I fatti dimostrarono poi che egli non aveva saputo o non aveva voluto armare le Forze Armate del Regno d'Italia, e non sapeva o non voleva dirigerne le operazioni, come avrebbe dovuto, per trarre dal valore combattivo degli italiani e dalla convergenza di scopi bellici con gli alleati, il massimo profitto guerriero, onde mettere la nostra partecipazione al grande cimento su basi ben diverse da quelle sciagurate nelle quali le lasciò quando venne sostituito. Dopo di che, Badoglio cambiò pensiero e pelle per « tradire la storia ».

Ora si comprende che dovette svolgere lunga ed accurata preparazione per effettuare nel luglio 1943 il colpo di Stato, che doveva servire da passerella alla imbelle capitolazione, come premessa a rovesciamento di fronte. Appena fuggito fra i nemici, ha radiotrasmesso l'ordine di passare all'attacco contro i tedeschi, poiché nelle condizioni della capitolazione ha preso impegno di cacciare i tedeschi dai porti ed aereoporti e dalle posizioni ove li aveva chiamati per combattere al nostro fianco. Ha perfino comandato ai reparti italiani nella Venezia Giulia di unirsi alle bande serbe per la riconquista jugoslava di Gorizia, di Trieste e dell'Istria!

Ma il tradimento non gli pareva sufficientemente completo se non faceva la dichiarazione di guerra che scatena la guerra civile contro gli italiani non disposti a « disertare la storia ».

Dicono che a fare il versipelle Badoglio abbia imparato in massoneria. Può darsi; ma anche per il versipellismo c'è un limite di ignominia che non va oltre il massimo obbrobrio. Badoglio lo sorpassa e va oltre.

Una sola coerenza sostanziale egli mantiene fieramente, sempre: quella déll'avidità di oro, per la quale dal Governo fascista, oggi aborrito, si fece assegnare onorari straordinari, che raggiunsero l'eccezionalità unica di un milione l'anno, vita natural durante.

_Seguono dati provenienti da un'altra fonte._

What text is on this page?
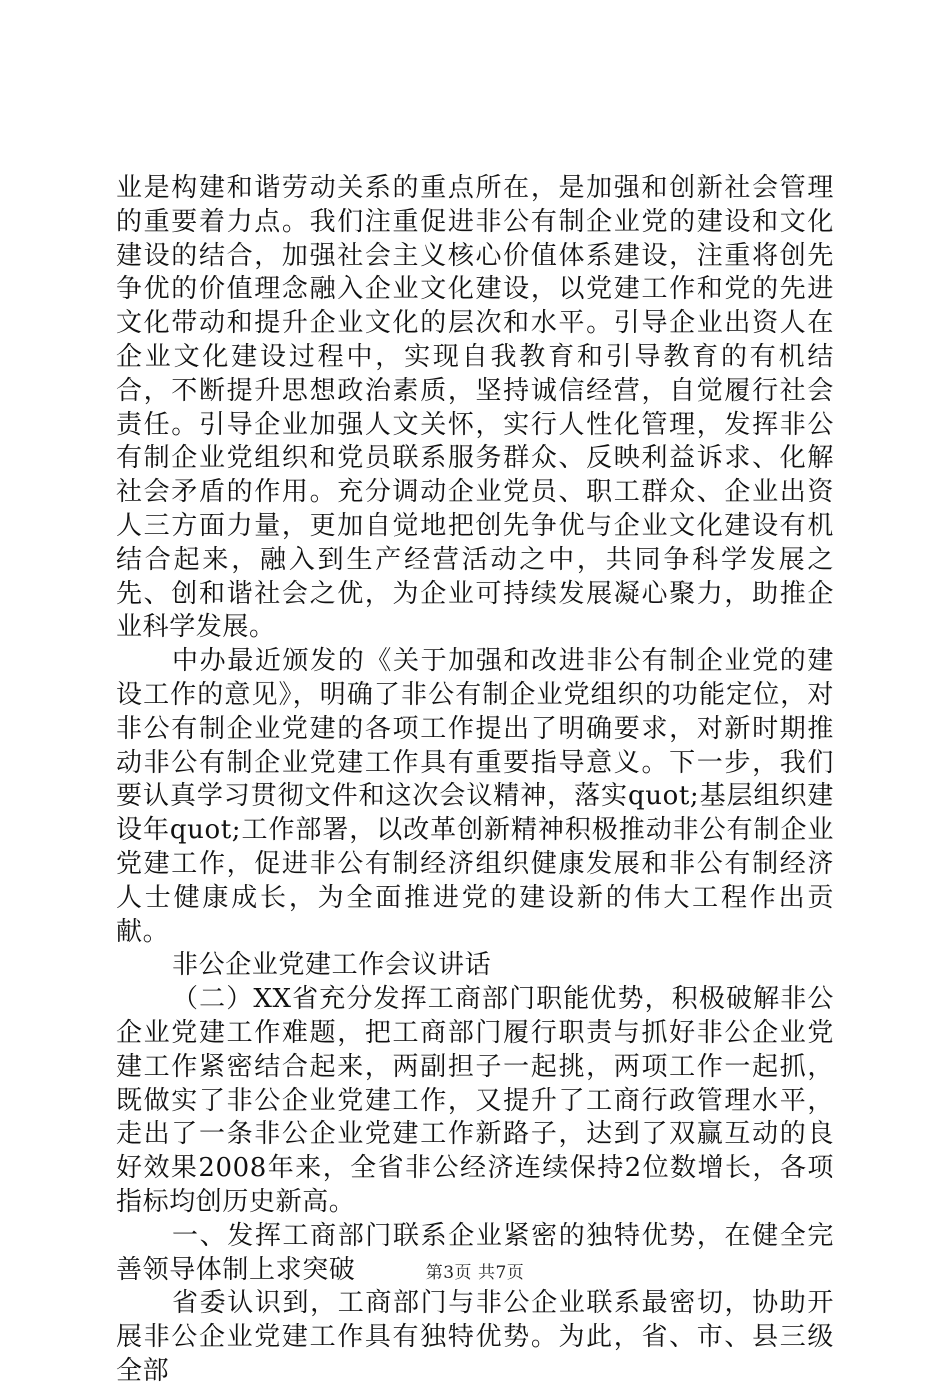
业是构建和谐劳动关系的重点所在，是加强和创新社会管理的重要着力点。我们注重促进非公有制企业党的建设和文化建设的结合，加强社会主义核心价值体系建设，注重将创先争优的价值理念融入企业文化建设，以党建工作和党的先进文化带动和提升企业文化的层次和水平。引导企业出资人在企业文化建设过程中，实现自我教育和引导教育的有机结合，不断提升思想政治素质，坚持诚信经营，自觉履行社会责任。引导企业加强人文关怀，实行人性化管理，发挥非公有制企业党组织和党员联系服务群众、反映利益诉求、化解社会矛盾的作用。充分调动企业党员、职工群众、企业出资人三方面力量，更加自觉地把创先争优与企业文化建设有机结合起来，融入到生产经营活动之中，共同争科学发展之先、创和谐社会之优，为企业可持续发展凝心聚力，助推企业科学发展。

中办最近颁发的《关于加强和改进非公有制企业党的建设工作的意见》，明确了非公有制企业党组织的功能定位，对非公有制企业党建的各项工作提出了明确要求，对新时期推动非公有制企业党建工作具有重要指导意义。下一步，我们要认真学习贯彻文件和这次会议精神，落实quot;基层组织建设年quot;工作部署，以改革创新精神积极推动非公有制企业党建工作，促进非公有制经济组织健康发展和非公有制经济人士健康成长，为全面推进党的建设新的伟大工程作出贡献。

非公企业党建工作会议讲话

（二）XX省充分发挥工商部门职能优势，积极破解非公企业党建工作难题，把工商部门履行职责与抓好非公企业党建工作紧密结合起来，两副担子一起挑，两项工作一起抓，既做实了非公企业党建工作，又提升了工商行政管理水平，走出了一条非公企业党建工作新路子，达到了双赢互动的良好效果2008年来，全省非公经济连续保持2位数增长，各项指标均创历史新高。

一、发挥工商部门联系企业紧密的独特优势，在健全完善领导体制上求突破

省委认识到，工商部门与非公企业联系最密切，协助开展非公企业党建工作具有独特优势。为此，省、市、县三级全部

第3页 共7页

Pensate con quale disprezzo debbono valutario, a peso, i già nemici odiati ai quali vuole allearsi, e che pur sono di stomaco facile per i tradimenti.

Ma è veramente troppo ributtante lo spettacolo di questo maresciallo che si genuflette in adorazione supplice dinanzi al comandante superiore delle forze anglosassoni, per implorarne una parola che si possa interpretare come apparente condiscendenza, fosse pure con disprezzo, dell'autoqualifica di nuovo alleato, nella vana speranza di poter cancellare in tal modo il marchio infame di ex-combattente arreso a totale discrezione.